Alejandr Amenábar | ABRE LOS OJOS | Spanien 1997

 

Fazit: Amenábars Spiel mit Wahrnehmung in Abre los ojos

Abre los Ojos ist ein Thriller, der konsequent das Fundament unserer Existenz in Frage stellt: was ist real und was nicht?

Letztendlich besteht der thrill von Abre los ojos allerdings darin, dass das, was kunstvoll wie ein zwar sehr komplizierter, aber doch konventioneller Thriller gestrickt ist, sich am Ende in nichts anderes auffasert als einen Traum, der eingebettet ist in eine zukünftige Szenerie, die der Zuschauer nie zu Gesicht bekommt. (( auf www.plus.es/codigo/amenabar/curio.asp ist zu entdecken, dass es in einer frühen Drehbuchversion eine Sequenz gab, in der ein Raum mit Menschen in cryonisiertem Zustand zu sehen sein sollte:„En un guión inicial de Abre los ojos existá una secuencia en la que se monstraba una sala llena gente en estado de crionización.
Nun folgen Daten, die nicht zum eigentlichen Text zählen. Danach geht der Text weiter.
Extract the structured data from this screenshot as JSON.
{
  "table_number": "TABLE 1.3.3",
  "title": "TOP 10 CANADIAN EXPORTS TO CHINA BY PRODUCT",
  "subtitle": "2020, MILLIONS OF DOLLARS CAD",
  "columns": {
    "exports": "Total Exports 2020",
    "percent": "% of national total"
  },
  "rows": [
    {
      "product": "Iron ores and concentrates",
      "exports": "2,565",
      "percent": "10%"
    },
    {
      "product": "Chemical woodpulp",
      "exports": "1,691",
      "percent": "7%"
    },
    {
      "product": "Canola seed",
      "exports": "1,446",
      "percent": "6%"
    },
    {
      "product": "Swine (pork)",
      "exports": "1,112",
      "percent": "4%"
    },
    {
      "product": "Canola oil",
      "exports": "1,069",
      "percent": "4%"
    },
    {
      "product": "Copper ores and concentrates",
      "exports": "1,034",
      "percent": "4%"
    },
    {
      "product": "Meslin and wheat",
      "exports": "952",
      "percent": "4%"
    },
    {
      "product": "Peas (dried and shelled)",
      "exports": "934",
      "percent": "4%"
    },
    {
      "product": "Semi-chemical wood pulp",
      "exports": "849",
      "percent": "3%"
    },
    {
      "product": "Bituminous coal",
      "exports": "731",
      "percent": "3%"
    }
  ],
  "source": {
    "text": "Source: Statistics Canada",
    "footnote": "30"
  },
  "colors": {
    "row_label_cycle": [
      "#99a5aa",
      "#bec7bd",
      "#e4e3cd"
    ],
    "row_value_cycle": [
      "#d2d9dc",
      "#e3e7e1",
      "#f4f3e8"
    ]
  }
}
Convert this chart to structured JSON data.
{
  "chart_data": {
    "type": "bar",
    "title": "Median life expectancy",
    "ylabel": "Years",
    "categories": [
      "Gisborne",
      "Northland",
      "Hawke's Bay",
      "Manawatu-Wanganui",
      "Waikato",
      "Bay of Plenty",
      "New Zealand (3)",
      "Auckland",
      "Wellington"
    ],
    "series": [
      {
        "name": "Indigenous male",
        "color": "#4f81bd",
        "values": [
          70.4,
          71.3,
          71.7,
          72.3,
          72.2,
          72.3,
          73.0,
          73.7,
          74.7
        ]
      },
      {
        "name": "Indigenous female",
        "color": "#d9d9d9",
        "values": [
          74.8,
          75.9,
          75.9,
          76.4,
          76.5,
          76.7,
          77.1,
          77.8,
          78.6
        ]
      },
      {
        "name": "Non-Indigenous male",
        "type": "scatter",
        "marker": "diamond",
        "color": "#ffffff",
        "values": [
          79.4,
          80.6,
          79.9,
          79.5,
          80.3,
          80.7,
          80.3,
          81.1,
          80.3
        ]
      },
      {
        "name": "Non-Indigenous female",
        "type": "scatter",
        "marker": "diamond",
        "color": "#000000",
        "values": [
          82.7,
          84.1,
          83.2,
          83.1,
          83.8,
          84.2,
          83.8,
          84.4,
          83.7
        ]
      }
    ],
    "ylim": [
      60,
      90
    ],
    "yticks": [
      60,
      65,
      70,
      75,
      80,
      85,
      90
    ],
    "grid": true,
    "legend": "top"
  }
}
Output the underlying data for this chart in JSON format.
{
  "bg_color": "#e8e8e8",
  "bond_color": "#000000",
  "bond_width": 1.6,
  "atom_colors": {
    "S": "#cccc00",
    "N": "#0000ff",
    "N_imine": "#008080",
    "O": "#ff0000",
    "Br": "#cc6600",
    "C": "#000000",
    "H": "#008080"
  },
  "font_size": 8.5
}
Los bocetos descarrollados para ese momento, finalmente borrado de guión, son estos:“ – sogar Kostümentwürfe gab es schon dafür, eine Skizze ist abgebildet:„Dibujos para una sequencia finalmente elliminada de Abre los ojos“ ))

Im Endeffekt ist Abre los Ojos ein Film, der nur an einem Schauplatz spielt, einem Schauplatz, den wir nicht sehen können: Im Bewusstsein der Hauptfigur. Denn eines macht der Film unmissverständlich klar: Es ist Césars Traum.

Amenábars Kunstgriff ist, dass dieser Traum nicht im visuellen Traummodus, sondern im „klassischen“ Film-Narrationsmodus entwickelt wird. Zwar ist der ganze Film vom ersten bis zum letzten Bild ein Traum, doch als solcher ist er doch eine in sich geschlossene und schlüssige Filmerzählung. Amenábar spielt mit allen Versatzstücken, aus denen Träume gewoben sind und liefert damit sogar indirekt so etwas wie eine Tagesrealität des Träumenden, die – obwohl im Traum – der Narration wegen gar nicht metaphorisch verdichtet oder verschoben daherkommt. Der Traummodus müsste uns eher einen nicht stringenten Bilderstrom à la Un Chien andalou präsentieren. Das wäre über 117 Filmminuten ohne fesselnde Dramaturgie recht ermüdend. Stattdessen gibt sich Abre los ojos wie ein Thriller: die Geschichte eines Mannes, der sich unter Mordanklage in der Psychiatrie wiederfindet, sein Gesicht hinter einer Maske verbirgt und versucht, aus dieser Situation und seinen Erinnerungen einen Sinn zu machen. Und diesen Sinn mit-machen wollen, ist auch das Spiel, das den Zuschauer 117 Minuten hellwach hält.

Doch Filme, die ihren Reiz daraus beziehen, dass der Zuschauer sich währenddessen und hinterher den Kopf darüber zerbricht, wie das Gesehene letztendlich wirklich Sinn macht, spielen auch ein gefährliches Spiel. Ein solcher Film ist nur gut, wenn die Narration fair ist. Denn einen wichtigen Part in dem Spiel hat der Zuschauer: Er vertraut dem Regisseur als Spielleiter des Spiels mit Traum und Wirklichkeit, der die Regeln definiert und anwendet. Der Zuschauer kann sich dann entweder einen Reim drauf machen, sich verarscht fühlen, oder gar ein intellektuelles Vergnügen dabei empfindet, das Bilderrätsel zu lösen und die Mechanismen zu durchschauen. Im Idealfall ist er ein Zuschauer, der nicht nur puzzled ist, sondern sich mit offenen Augen in das Puzzle-Spiel mit den verschiedenen Realitätsfragmenten einweisen lässt und mit kombiniert.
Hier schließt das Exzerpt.